Winter Break is a time for teachers to rest, renew, and recharge. For me, it’s a time to reconnect with my higher purpose. I love my job, but why did I take a year off to live abroad if not to share what I’ve learned with others? During this break, I’ve had a chance to reflect on what I did in 2018 and what I want to do in 2019. I want to continue rowing and staying physically fit. I’m lucky to be part of a welcoming rowing community. However, I feel pulled to travel again, to write about my experiences. Maybe I’ll try a long bike trip next year. I’ve recently connected with fellow writers through social media, and done a couple of manuscript exchanges. We’re all writing about faraway countries. Maybe I’ll get published in 2019.

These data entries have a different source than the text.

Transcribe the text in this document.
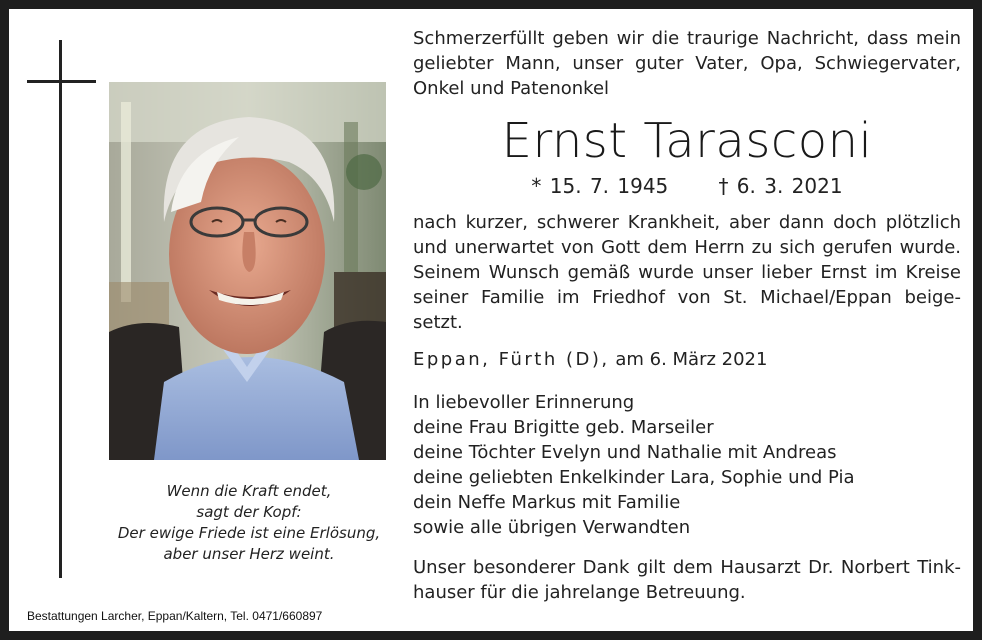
Wenn die Kraft endet,
sagt der Kopf:
Der ewige Friede ist eine Erlösung,
aber unser Herz weint.
Bestattungen Larcher, Eppan/Kaltern, Tel. 0471/660897
Schmerzerfüllt geben wir die traurige Nachricht, dass mein
geliebter Mann, unser guter Vater, Opa, Schwiegervater,
Onkel und Patenonkel
Ernst Tarasconi
* 15. 7. 1945	† 6. 3. 2021
nach kurzer, schwerer Krankheit, aber dann doch plötzlich
und unerwartet von Gott dem Herrn zu sich gerufen wurde.
Seinem Wunsch gemäß wurde unser lieber Ernst im Kreise
seiner Familie im Friedhof von St. Michael/Eppan beige-
setzt.
Eppan, Fürth (D), am 6. März 2021
In liebevoller Erinnerung
deine Frau Brigitte geb. Marseiler
deine Töchter Evelyn und Nathalie mit Andreas
deine geliebten Enkelkinder Lara, Sophie und Pia
dein Neffe Markus mit Familie
sowie alle übrigen Verwandten
Unser besonderer Dank gilt dem Hausarzt Dr. Norbert Tink-
hauser für die jahrelange Betreuung.
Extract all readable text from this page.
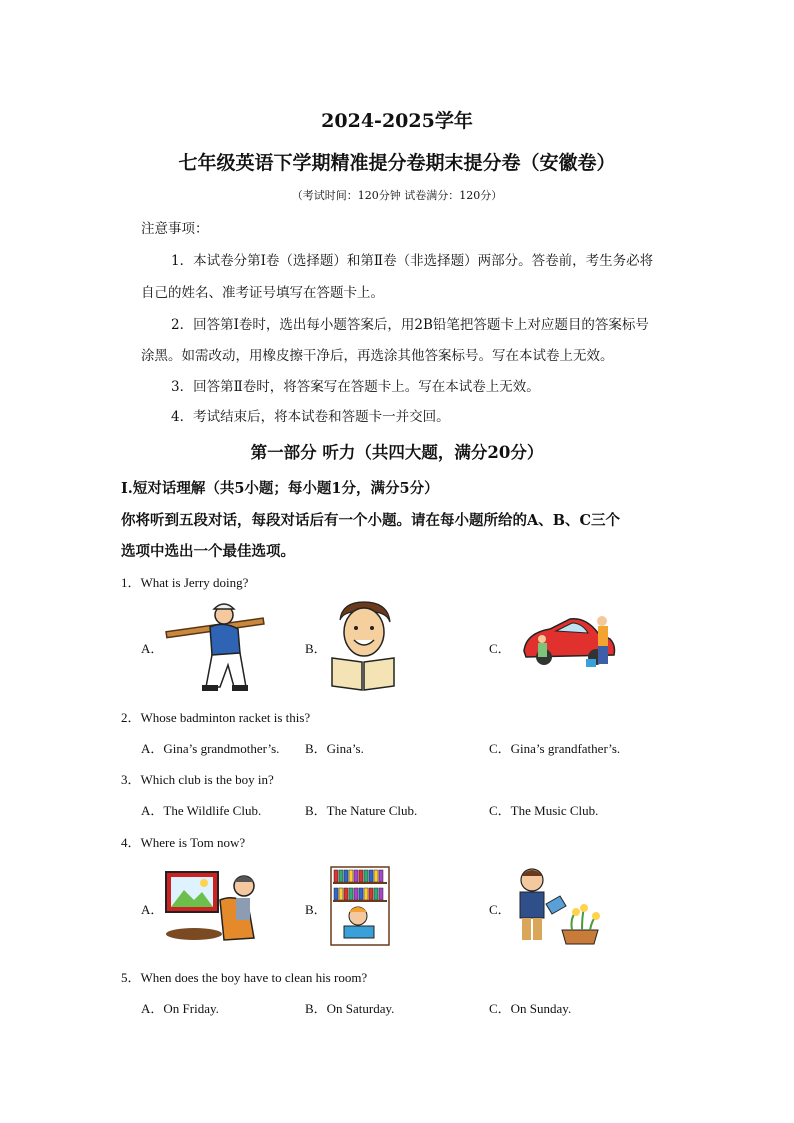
2024-2025学年
七年级英语下学期精准提分卷期末提分卷（安徽卷）
（考试时间：120分钟 试卷满分：120分）
注意事项：
1．本试卷分第Ⅰ卷（选择题）和第Ⅱ卷（非选择题）两部分。答卷前，考生务必将
自己的姓名、准考证号填写在答题卡上。
2．回答第Ⅰ卷时，选出每小题答案后，用2B铅笔把答题卡上对应题目的答案标号
涂黑。如需改动，用橡皮擦干净后，再选涂其他答案标号。写在本试卷上无效。
3．回答第Ⅱ卷时，将答案写在答题卡上。写在本试卷上无效。
4．考试结束后，将本试卷和答题卡一并交回。
第一部分 听力（共四大题，满分20分）
Ⅰ.短对话理解（共5小题；每小题1分，满分5分）
你将听到五段对话，每段对话后有一个小题。请在每小题所给的A、B、C三个
选项中选出一个最佳选项。
1．What is Jerry doing?
A．	B．	C．
2．Whose badminton racket is this?
A．Gina’s grandmother’s. B．Gina’s.	C．Gina’s grandfather’s.
3．Which club is the boy in?
A．The Wildlife Club.	B．The Nature Club.	C．The Music Club.
4．Where is Tom now?
A．	B．	C．
5．When does the boy have to clean his room?
A．On Friday.	B．On Saturday.	C．On Sunday.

In 2018 I made a presentation at a professional TESOL conference that connected me back to the English Language Fellow program, exposed me to new opportunities, and helped me connect with international English teachers. I now have Twitter followers whose names I can’t even read because they’re in a language whose script I don’t understand! Some of my teacher friends have retired this year. I’m not quite ready for that, but I long to teach in a quieter way – without bells ringing every 50 minutes. We’ll see where summer 2019 will take me.

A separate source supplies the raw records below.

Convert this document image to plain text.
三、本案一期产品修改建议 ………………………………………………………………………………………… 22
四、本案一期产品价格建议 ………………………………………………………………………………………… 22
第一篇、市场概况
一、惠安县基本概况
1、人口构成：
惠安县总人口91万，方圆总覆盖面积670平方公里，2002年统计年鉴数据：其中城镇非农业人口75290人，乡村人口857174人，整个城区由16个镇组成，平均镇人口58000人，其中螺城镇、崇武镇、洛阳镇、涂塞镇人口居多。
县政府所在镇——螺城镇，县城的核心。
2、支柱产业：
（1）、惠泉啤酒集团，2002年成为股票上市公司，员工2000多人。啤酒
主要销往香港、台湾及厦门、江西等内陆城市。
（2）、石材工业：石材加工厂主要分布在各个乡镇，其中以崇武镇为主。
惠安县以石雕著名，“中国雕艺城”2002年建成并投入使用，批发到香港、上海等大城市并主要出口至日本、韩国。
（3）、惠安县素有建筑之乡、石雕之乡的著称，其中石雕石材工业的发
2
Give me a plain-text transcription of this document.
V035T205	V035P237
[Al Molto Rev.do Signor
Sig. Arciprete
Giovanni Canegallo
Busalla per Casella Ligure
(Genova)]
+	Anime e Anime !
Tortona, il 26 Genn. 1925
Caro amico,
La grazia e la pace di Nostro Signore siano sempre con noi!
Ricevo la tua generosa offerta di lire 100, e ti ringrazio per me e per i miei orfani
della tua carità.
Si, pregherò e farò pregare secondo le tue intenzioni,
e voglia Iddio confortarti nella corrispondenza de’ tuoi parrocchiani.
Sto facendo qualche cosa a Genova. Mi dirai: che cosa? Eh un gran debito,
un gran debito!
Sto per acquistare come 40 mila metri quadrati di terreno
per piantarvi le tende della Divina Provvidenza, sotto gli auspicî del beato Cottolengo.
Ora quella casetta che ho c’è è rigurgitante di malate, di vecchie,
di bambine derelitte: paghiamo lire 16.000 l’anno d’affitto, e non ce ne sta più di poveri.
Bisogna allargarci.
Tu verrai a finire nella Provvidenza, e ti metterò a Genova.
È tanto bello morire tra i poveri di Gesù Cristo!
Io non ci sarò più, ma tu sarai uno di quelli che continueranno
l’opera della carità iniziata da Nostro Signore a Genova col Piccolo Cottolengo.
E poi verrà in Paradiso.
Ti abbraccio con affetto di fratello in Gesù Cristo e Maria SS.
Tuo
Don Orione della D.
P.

I have finished one heroine’s journey and I feel only marginally clearer, more focused, and more powerful. According to You Are a Heroine, self-reflection is a key component of  claiming one’s true identity. The Milestones I’ve reached this year were the results of micro-decisions that helped me widen my view of what is possible. On January 1st I will make some New Year’s Resolutions that will guide me toward the next Call. Thank you for sharing this journey with me!

fullsizeoutput_4e5a Sunset on the Mekong River, Luang Prabang, Laos. March 2018.

 

Eleven days

They say that for getting over jet lag it takes the same number of days as there are hours of time difference in the new place. In other words, if you travel from New York to Los Angeles, it takes three days to get over jet lag because there’s a three-hour time difference. I’m now eleven days into my new life in Laos, a time zone with an eleven-hour difference from Eastern Standard Time. I should feel right with the world, but I am still actively adjusting to a new culture where very few people speak English, it smells funny, and I don’t have a car.

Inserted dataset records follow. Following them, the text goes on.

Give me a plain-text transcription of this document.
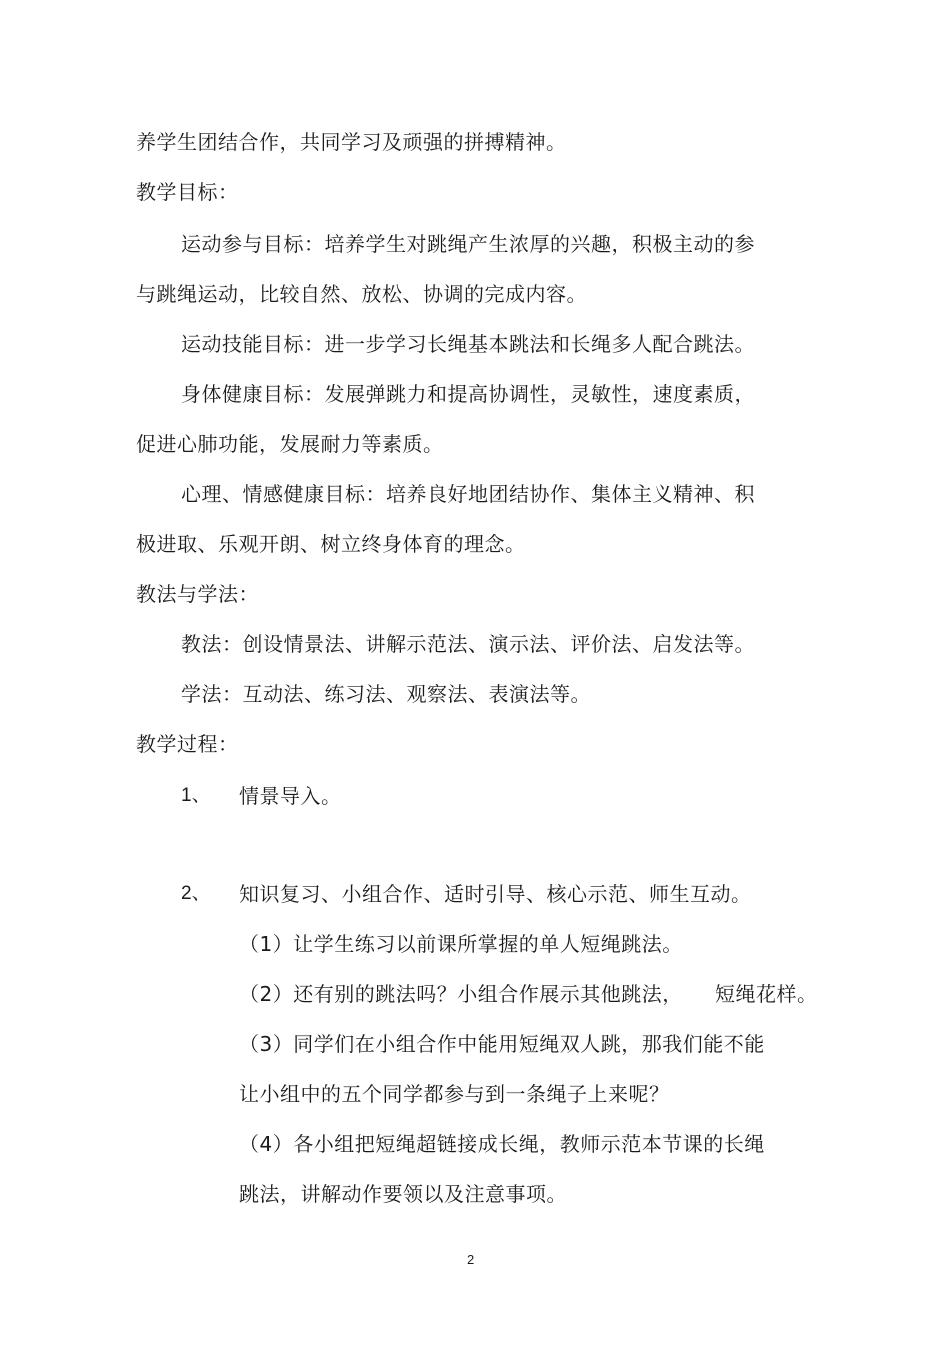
养学生团结合作，共同学习及顽强的拼搏精神。
教学目标：
运动参与目标：培养学生对跳绳产生浓厚的兴趣，积极主动的参
与跳绳运动，比较自然、放松、协调的完成内容。
运动技能目标：进一步学习长绳基本跳法和长绳多人配合跳法。
身体健康目标：发展弹跳力和提高协调性，灵敏性，速度素质，
促进心肺功能，发展耐力等素质。
心理、情感健康目标：培养良好地团结协作、集体主义精神、积
极进取、乐观开朗、树立终身体育的理念。
教法与学法：
教法：创设情景法、讲解示范法、演示法、评价法、启发法等。
学法：互动法、练习法、观察法、表演法等。
教学过程：
1、 情景导入。
2、 知识复习、小组合作、适时引导、核心示范、师生互动。
（1）让学生练习以前课所掌握的单人短绳跳法。
（2）还有别的跳法吗？小组合作展示其他跳法， 短绳花样。
（3）同学们在小组合作中能用短绳双人跳，那我们能不能
让小组中的五个同学都参与到一条绳子上来呢？
（4）各小组把短绳超链接成长绳，教师示范本节课的长绳
跳法，讲解动作要领以及注意事项。
2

Riding a bike home to my little apartment surrounded by tuk-tuks, SUVs, and motorcycles without getting run off the road was a major accomplishment. Then I figured out where the little supermarket was and how to load up groceries into my backpack. Water is really heavy. Yesterday I met with Ministry of Education officials and didn’t understand 99% of what was being said. I need to learn Lao. But I looked good in a long traditional silk skirt that I borrowed from another American woman and had ironed by the lady who cleans the apartments. She also helped me figure out how to put it on. I’m pretty good at speaking via gestures – what would you expect from a lifelong English language teacher?

A surge of self-confidence wells up in my head as I cross each new challenge off the “firsts” list. Find a place to live, tell the taxi how to get there in the dark, find the bicycle that M. left me, pay for a meal, get the Embassy badge in just the right color, and talk to the little boy who lives in my building – hey he speaks English! I can’t complain: I’ve got air-conditioning, CNN, and a swimming pool. Who cares if I’m a little too far from the American Center to walk?

My job is a little slow to get started but that’s okay. A woman who’s been here for years told me that P.D.R. does not stand for People’s Democratic Republic – it stands for Please Don’t Rush. I’m happy to pace myself, recognizing that I am privileged to work in this amazing country and eager not to be a pushy American.